Neural Networks – Weight Change Momentum and Weight Decay Explained

gradient descentneural networksoptimizationregularization

Momentum $\alpha$ is used to diminish the fluctuations in weight changes over consecutive iterations:

$$\Delta\omega_i(t+1) = – \eta\frac{\partial E}{\partial w_i} + \alpha \Delta \omega_i(t),$$
where $E({\bf w})$ is the error function, ${\bf w}$ – the vector of weights, $\eta$ – learning rate.

Weight decay $\lambda$ penalizes the weight changes:

$$\Delta\omega_i(t+1) =- \eta\frac{\partial E}{\partial w_i} – \lambda\eta\omega_i$$

The question is if it makes sense to combine both tricks during the back-propagation and what effect it would have?

$$\Delta\omega_i(t+1) = – \eta\frac{\partial E}{\partial w_i} + \alpha \Delta \omega_i(t) – \lambda\eta\omega_i$$

Best Answer

Yes, it's very common to use both tricks. They solve different problems and can work well together.

One way to think about it is that weight decay changes the function that's being optimized, while momentum changes the path you take to the optimum.

Weight decay, by shrinking your coefficients toward zero, ensures that you find a local optimum with small-magnitude parameters. This is usually crucial for avoiding overfitting (although other kinds of constraints on the weights can work too). As a side benefit, it can also make the model easier to optimize, by making the objective function more convex.

Once you have an objective function, you have to decide how to move around on it. Steepest descent on the gradient is the simplest approach, but you're right that fluctuations can be a big problem.
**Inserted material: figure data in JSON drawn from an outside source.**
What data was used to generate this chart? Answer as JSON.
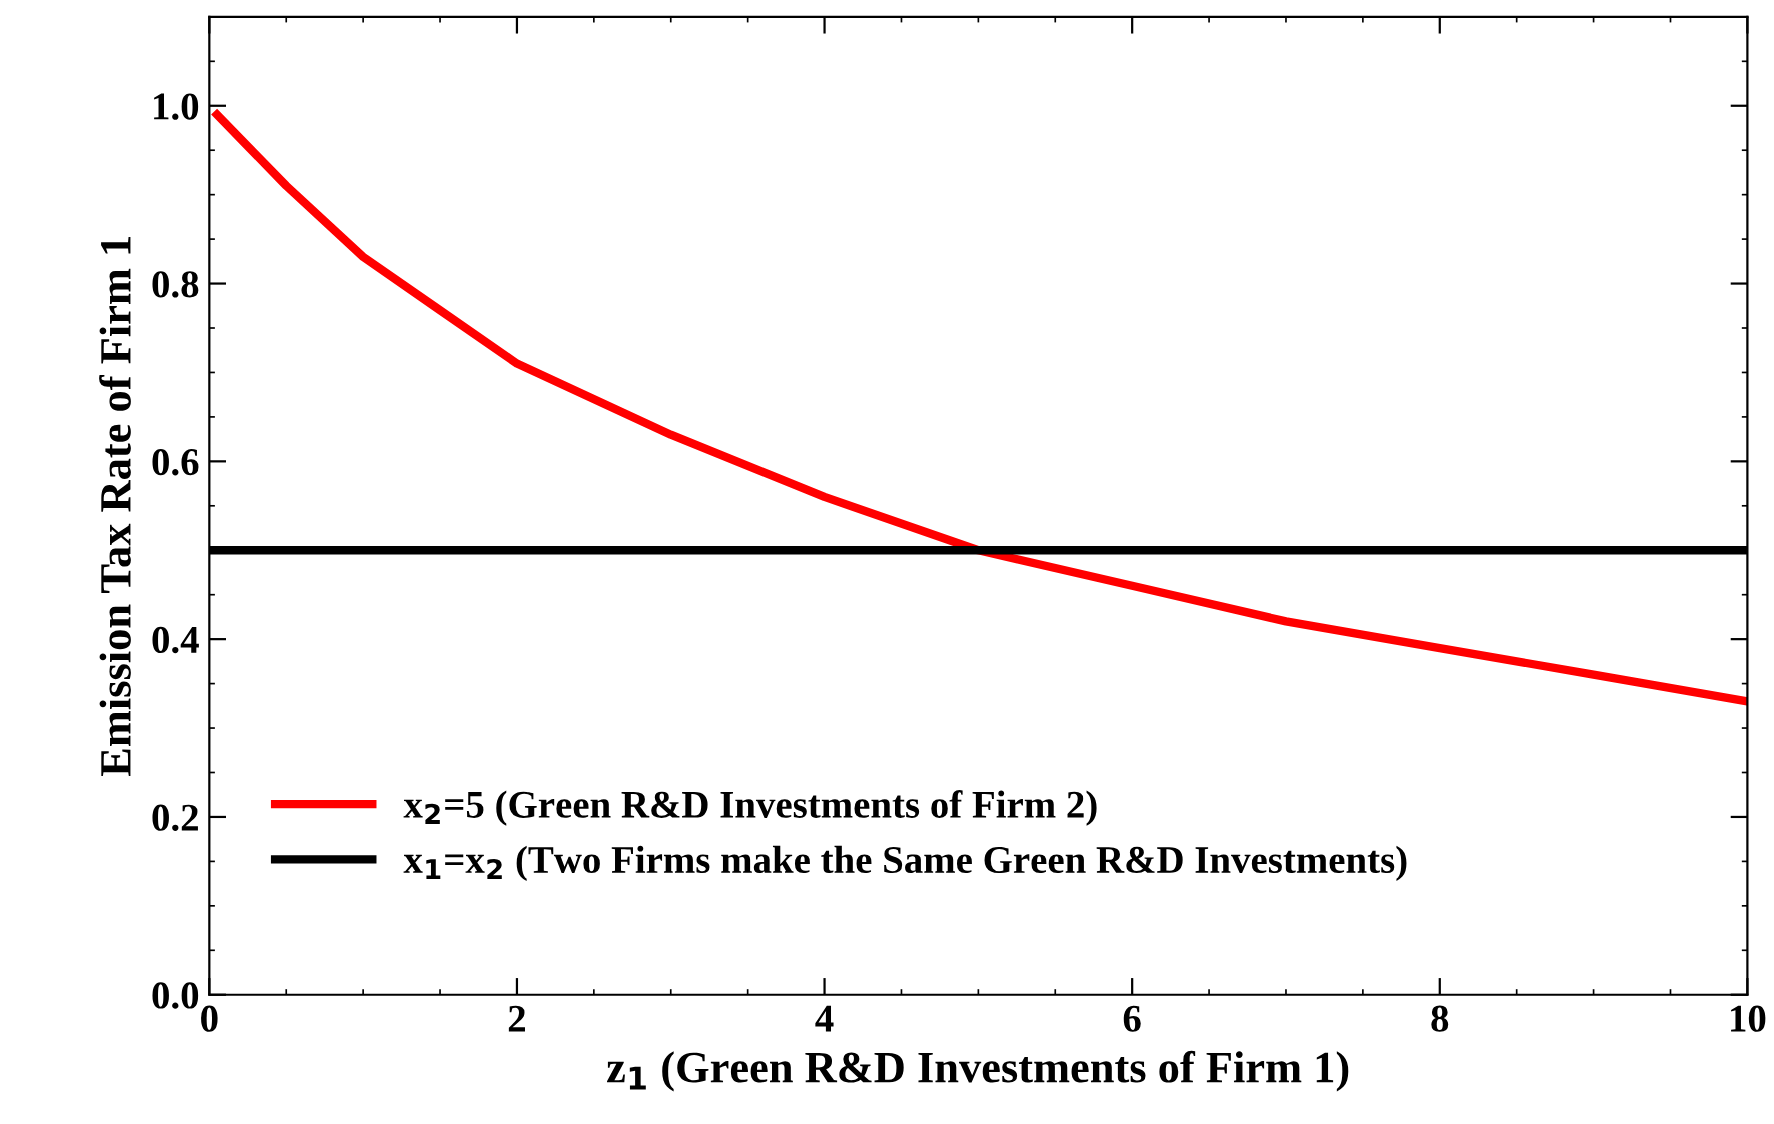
{
  "chart_data": {
    "type": "line",
    "xlabel": "z$_{1}$ (Green R&D Investments of Firm 1)",
    "ylabel": "Emission Tax Rate of Firm 1",
    "xlim": [
      0,
      10
    ],
    "ylim": [
      0,
      1.1
    ],
    "xticks": [
      0,
      2,
      4,
      6,
      8,
      10
    ],
    "yticks": [
      {
        "value": 0,
        "label": "0.0"
      },
      {
        "value": 0.2,
        "label": "0.2"
      },
      {
        "value": 0.4,
        "label": "0.4"
      },
      {
        "value": 0.6,
        "label": "0.6"
      },
      {
        "value": 0.8,
        "label": "0.8"
      },
      {
        "value": 1.0,
        "label": "1.0"
      }
    ],
    "grid": false,
    "legend": "bottom left",
    "marker": "none",
    "line_style": "solid",
    "series": [
      {
        "name": "x$_{2}$=5 (Green R&D Investments of Firm 2)",
        "color": "#ff0000",
        "x": [
          0.05,
          0.5,
          1,
          1.5,
          2,
          3,
          4,
          5,
          6,
          7,
          8,
          9,
          10
        ],
        "values": [
          0.99,
          0.91,
          0.83,
          0.77,
          0.71,
          0.63,
          0.56,
          0.5,
          0.46,
          0.42,
          0.39,
          0.36,
          0.33
        ]
      },
      {
        "name": "x$_{1}$=x$_{2}$ (Two Firms make the Same Green R&D Investments)",
        "color": "#000000",
        "x": [
          0,
          10
        ],
        "values": [
          0.5,
          0.5
        ]
      }
    ]
  }
}
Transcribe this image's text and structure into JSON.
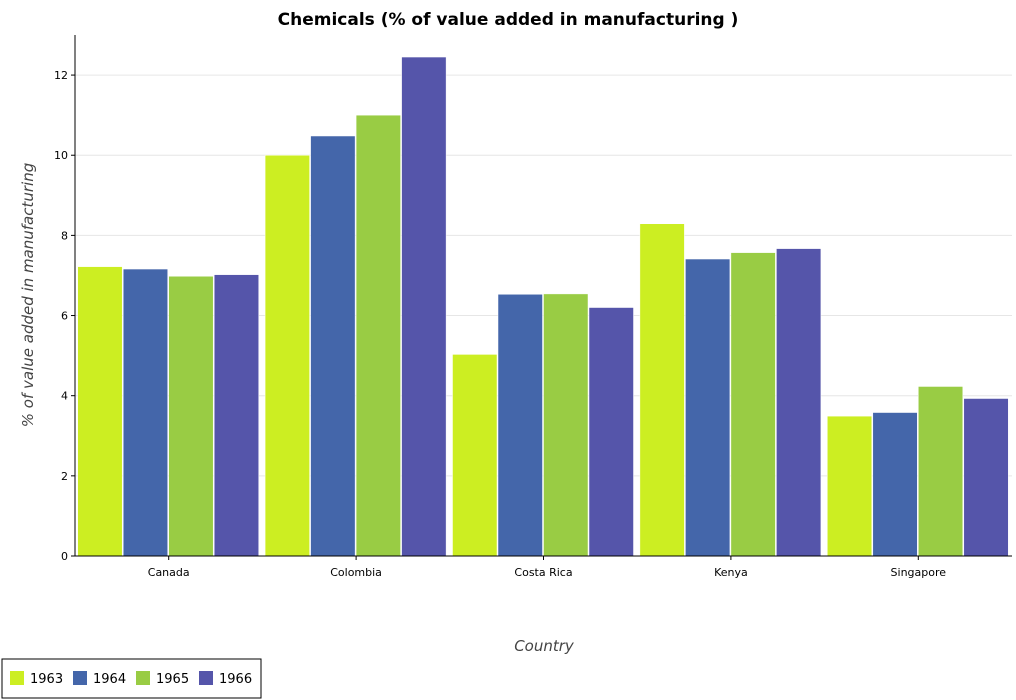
{
  "chart_data": {
    "type": "bar",
    "title": "Chemicals (% of value added in manufacturing )",
    "xlabel": "Country",
    "ylabel": "% of value added in manufacturing",
    "categories": [
      "Canada",
      "Colombia",
      "Costa Rica",
      "Kenya",
      "Singapore"
    ],
    "series": [
      {
        "name": "1963",
        "color": "#ccee22",
        "values": [
          7.22,
          10.0,
          5.03,
          8.29,
          3.49
        ]
      },
      {
        "name": "1964",
        "color": "#4466aa",
        "values": [
          7.16,
          10.48,
          6.53,
          7.41,
          3.58
        ]
      },
      {
        "name": "1965",
        "color": "#99cc44",
        "values": [
          6.98,
          11.0,
          6.54,
          7.57,
          4.23
        ]
      },
      {
        "name": "1966",
        "color": "#5555aa",
        "values": [
          7.02,
          12.45,
          6.2,
          7.67,
          3.93
        ]
      }
    ],
    "ylim": [
      0,
      13
    ],
    "yticks": [
      0,
      2,
      4,
      6,
      8,
      10,
      12
    ],
    "grid": true,
    "legend_position": "bottom-left"
  }
}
Adding momentum helps solve that problem. If you're working with batch updates (which is usually a bad idea with neural networks) Newton-type steps are another option. The new "hot" approaches are based on Nesterov's accelerated gradient and so-called "Hessian-Free" optimization.

But regardless of which of these update rules you use (momentum, Newton, etc.), you're still working with the same objective function, which is determined by your error function (e.g. squared error) and other constraints (e.g. weight decay). The main question when deciding which of these to use is how quickly you'll get to a good set of weights.